I am not sure if the statement below is true. The statement is: Let $(M,d)$ be a connected metric space and $A, B$ be two nonempty subsets of $M.$ Assume the boundary $\partial A$ and $\partial B$ are nonempty. Suppose that $A\cap B=\emptyset.$ Then $$d(A,B)=d(\partial A, \partial B).$$ Here $d(E,F):=\inf\{d(x,y)\mid x\in E, y\in F\}, \forall E,F\subset M.$
If the statement is true, how to prove it? If it is not valid, give a counterexample, and is it valid if $(M, d)$ is complete?
On
The answer is no even if $M$ is homeomorphic to the unit interval $[0,1]$ and thus as regular as can be.
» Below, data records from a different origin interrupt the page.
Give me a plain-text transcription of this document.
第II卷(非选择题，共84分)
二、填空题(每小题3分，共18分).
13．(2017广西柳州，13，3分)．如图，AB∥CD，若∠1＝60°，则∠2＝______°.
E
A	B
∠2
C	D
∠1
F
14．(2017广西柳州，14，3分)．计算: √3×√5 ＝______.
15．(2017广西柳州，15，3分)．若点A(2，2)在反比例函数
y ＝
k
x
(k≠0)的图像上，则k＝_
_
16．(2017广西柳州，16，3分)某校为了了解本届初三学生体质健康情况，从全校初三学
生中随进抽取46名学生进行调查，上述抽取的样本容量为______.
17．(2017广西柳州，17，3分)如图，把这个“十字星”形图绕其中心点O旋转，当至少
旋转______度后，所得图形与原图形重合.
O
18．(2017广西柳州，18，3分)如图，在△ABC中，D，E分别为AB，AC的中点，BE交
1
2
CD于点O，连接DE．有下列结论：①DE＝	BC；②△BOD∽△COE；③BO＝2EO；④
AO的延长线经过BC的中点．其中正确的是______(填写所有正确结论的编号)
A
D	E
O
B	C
$M=\{(x,y)\in\mathbb R^2\colon x^2+y^2=1\}\setminus(1/2,1]\times[-1,-1]$ with the euclidean metric
$A=\{(x,y)\in M\colon y<0,\ 0\le x\le 1/2$ and $B=\{(x,y)\in M\colon y>0,\ 0\le x\le 1/2\}$
$d(A,B)<2=d(\{(0,-1)\},\{(0,1)\})=d(\partial A,\partial B)$
On
Take two unit circles in $R^2$, one shifted up by $3$. Connect these circles with vertical lines on their left- and rightmost points. This a complete connected metric space by taking the induced distance of $R^2$ (completeness follows from closedness, connectedness from the lines left and right). If you now take $A$ the upper and $B$ the lower circle both without their right and left points, their distance is $1$, but the distance of their boundaries is 3.
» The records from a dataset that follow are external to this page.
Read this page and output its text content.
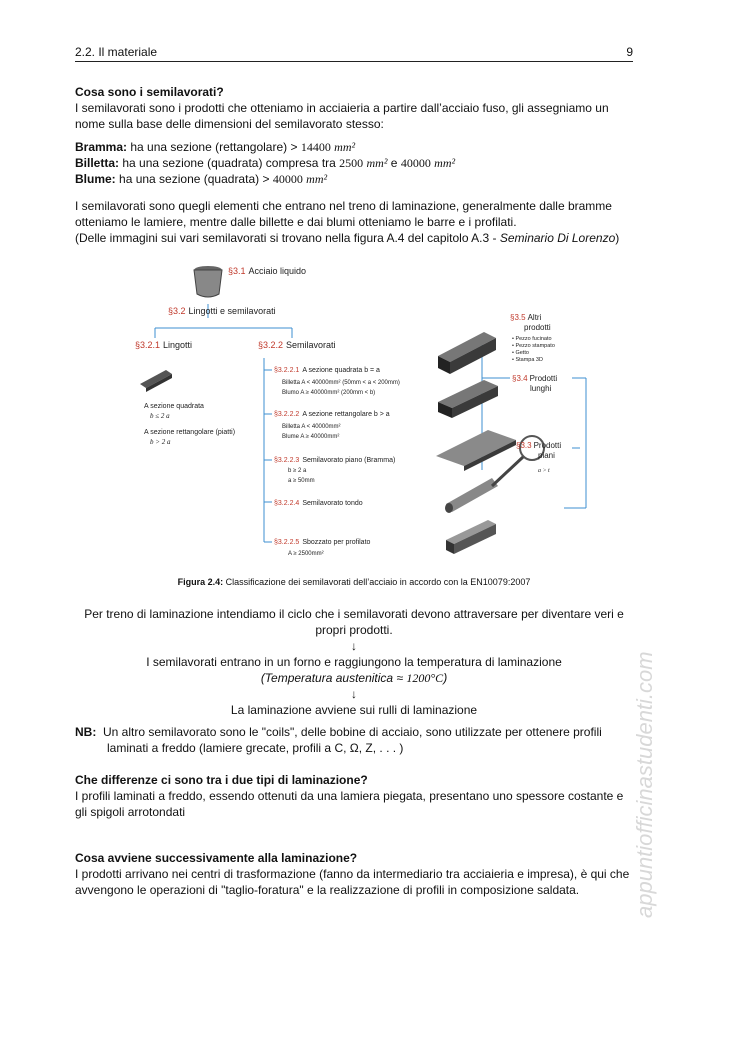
2.2. Il materiale	9
Cosa sono i semilavorati?
I semilavorati sono i prodotti che otteniamo in acciaieria a partire dall’acciaio fuso, gli assegniamo un nome sulla base delle dimensioni del semilavorato stesso:
Bramma: ha una sezione (rettangolare) > 14400 mm²
Billetta: ha una sezione (quadrata) compresa tra 2500 mm² e 40000 mm²
Blume: ha una sezione (quadrata) > 40000 mm²
I semilavorati sono quegli elementi che entrano nel treno di laminazione, generalmente dalle bramme otteniamo le lamiere, mentre dalle billette e dai blumi otteniamo le barre e i profilati.
(Delle immagini sui vari semilavorati si trovano nella figura A.4 del capitolo A.3 - Seminario Di Lorenzo)
§3.1 Acciaio liquido
§3.2 Lingotti e semilavorati
§3.2.1 Lingotti	§3.2.2 Semilavorati
A sezione quadrata
b ≤ 2 a
A sezione rettangolare (piatti)
b > 2 a
§3.2.2.1 A sezione quadrata b = a
Billetta A < 40000mm² (50mm < a < 200mm)
Blumo A ≥ 40000mm² (200mm < b)
§3.2.2.2 A sezione rettangolare b > a
Billetta A < 40000mm²
Blume A ≥ 40000mm²
§3.2.2.3 Semilavorato piano (Bramma)
b ≥ 2 a
a ≥ 50mm
§3.2.2.4 Semilavorato tondo
§3.2.2.5 Sbozzato per profilato
A ≥ 2500mm²
§3.5 Altri
prodotti
• Pezzo fucinato
• Pezzo stampato
• Getto
• Stampa 3D
§3.4 Prodotti
lunghi
§3.3 Prodotti
piani
a > t
Figura 2.4: Classificazione dei semilavorati dell’acciaio in accordo con la EN10079:2007
Per treno di laminazione intendiamo il ciclo che i semilavorati devono attraversare per diventare veri e propri prodotti.
↓
I semilavorati entrano in un forno e raggiungono la temperatura di laminazione
(Temperatura austenitica ≈ 1200°C)
↓
La laminazione avviene sui rulli di laminazione
NB: Un altro semilavorato sono le "coils", delle bobine di acciaio, sono utilizzate per ottenere profili laminati a freddo (lamiere grecate, profili a C, Ω, Z, . . . )
Che differenze ci sono tra i due tipi di laminazione?
I profili laminati a freddo, essendo ottenuti da una lamiera piegata, presentano uno spessore costante e gli spigoli arrotondati
Cosa avviene successivamente alla laminazione?
I prodotti arrivano nei centri di trasformazione (fanno da intermediario tra acciaieria e impresa), è qui che avvengono le operazioni di "taglio-foratura" e la realizzazione di profili in composizione saldata.	appuntiofficinastudenti.com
Note however that the answer is yes for path metric spaces, i.e. spaces in which the distance of two points equals the length of the shortest continuous path connecting them (actually, equals the infimum of such paths). The proof is easy, just take any points $x,y$ in $A$ and $B$, respectively, take any connecting path, and take two points $x_0, y_0$ in the intersections of this path with the boundaries of $A$ and $B$. Then the same path but restricted only to connect $x_0$ and $y_0$ has shorter length, thus $d(x_0,y_0)< d(x,y)$ and since $x,y$ were arbitrary $d(\partial A, \partial B)\leq d(A,B)$
The answer is no. Consider $M=(-\infty,-1)\cup (1,\infty)$ with distance $d(x,y)=|y-x|.$ Let $A=(-2,-1)$ and $B=(1,2).$ It is clear that $d(A,B)=2.$ However $\partial A=\{-2\},$ $\partial B=\{2\},$ and $d(\partial A,\partial B)=d(-2,2)=4.$